Metaplanet Launches $835M Bitcoin Buying Program
Institutional accumulation continues to set the tone. Japanese investment firm Metaplanet approved a massive capital raise of $880M, with $835M dedicated to purchasing Bitcoin. The company already owns 18,991 BTC (~$2.1B) and has outlined a “21 Million Plan” targeting ownership of 210,000 BTC by 2027, equivalent to 1% of total supply. Alongside acquisitions, Metaplanet will expand its Bitcoin Income Business, monetizing holdings by selling covered calls. The strategy is not only boosting returns but has secured the firm’s inclusion in the FTSE Japan and FTSE All-World indices, enhancing exposure to global investors.

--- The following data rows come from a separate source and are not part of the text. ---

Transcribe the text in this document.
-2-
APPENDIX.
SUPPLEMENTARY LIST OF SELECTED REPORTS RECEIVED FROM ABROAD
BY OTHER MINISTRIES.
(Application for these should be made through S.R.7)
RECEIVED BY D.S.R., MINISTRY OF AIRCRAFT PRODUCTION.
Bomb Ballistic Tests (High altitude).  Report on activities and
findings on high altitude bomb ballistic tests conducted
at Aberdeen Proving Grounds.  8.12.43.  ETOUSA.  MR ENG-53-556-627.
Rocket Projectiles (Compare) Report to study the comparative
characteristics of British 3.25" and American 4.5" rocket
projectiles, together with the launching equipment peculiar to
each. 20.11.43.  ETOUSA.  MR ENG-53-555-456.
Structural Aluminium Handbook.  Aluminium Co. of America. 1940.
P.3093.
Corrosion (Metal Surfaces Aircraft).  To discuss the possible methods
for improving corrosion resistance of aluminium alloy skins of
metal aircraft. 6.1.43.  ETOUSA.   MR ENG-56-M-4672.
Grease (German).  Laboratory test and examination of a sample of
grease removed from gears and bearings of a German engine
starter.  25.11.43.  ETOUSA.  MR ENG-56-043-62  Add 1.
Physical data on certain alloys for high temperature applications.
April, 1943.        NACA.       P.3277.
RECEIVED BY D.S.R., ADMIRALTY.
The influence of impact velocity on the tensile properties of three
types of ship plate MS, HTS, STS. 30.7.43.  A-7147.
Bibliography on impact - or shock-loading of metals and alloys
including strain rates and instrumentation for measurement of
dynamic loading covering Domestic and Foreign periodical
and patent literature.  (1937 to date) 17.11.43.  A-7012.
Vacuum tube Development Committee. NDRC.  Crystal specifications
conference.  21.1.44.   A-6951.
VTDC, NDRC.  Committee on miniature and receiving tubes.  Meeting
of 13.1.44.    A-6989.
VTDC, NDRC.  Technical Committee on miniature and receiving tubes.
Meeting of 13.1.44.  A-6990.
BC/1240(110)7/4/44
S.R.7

ETF Flows and Altcoin Rotation Complicate the Outlook
Spot Bitcoin ETFs are once again attracting inflows after a period of stagnation, with the Coinbase Premium flipping positive — a sign that U.S. institutional demand is back. Still, whale capital rotation is spreading into altcoins. Roughly $456M shifted into Ethereum (ETH-USD), while smart money snapped up Chainlink (LINK-USD) and Ethena (ENA-USD). This diversification raises the question: is Bitcoin entering a consolidation phase while investors chase higher-beta assets, or is this simply an interlude before BTC regains dominance?
Macro Landscape: Fed Policy and Seasonal Patterns
Federal Reserve policy remains central. Jerome Powell’s Jackson Hole remarks hinted at possible 25 basis point cuts in September, igniting optimism across risk assets. Yet history warns that September has never delivered more than +8% returns for BTC. Network economist Timothy Peterson points out that in the last four months of the year, Bitcoin has delivered gains 70% of the time, with an average Q4 rise of 44%, which would project BTC toward $160K by Christmas. That seasonal pattern is clashing with near-term weakness, leaving investors torn between technical fragility and historical strength.
Final Decision: Short-Term Caution, Medium-Term Opportunity
Bearish forces are undeniable — RSI weakness, a negative taker ratio, whale selling, declining transfer volumes, and repeated failures above $112K. Yet bullish anchors are equally significant: hashrate at all-time highs, ETF inflows resuming, Metaplanet’s $835M commitment, and Q4 seasonality historically favoring double-digit gains.
At $111,700, Bitcoin’s outlook is split. A decisive break below $110K points directly to $100K, making it a Sell for short-term traders. However, institutional support, mining expansion, and ETF demand all suggest medium-term upside targeting $150K–$160K by year-end.
BTC-USD = Hold (short-term cautious, medium-term bullish).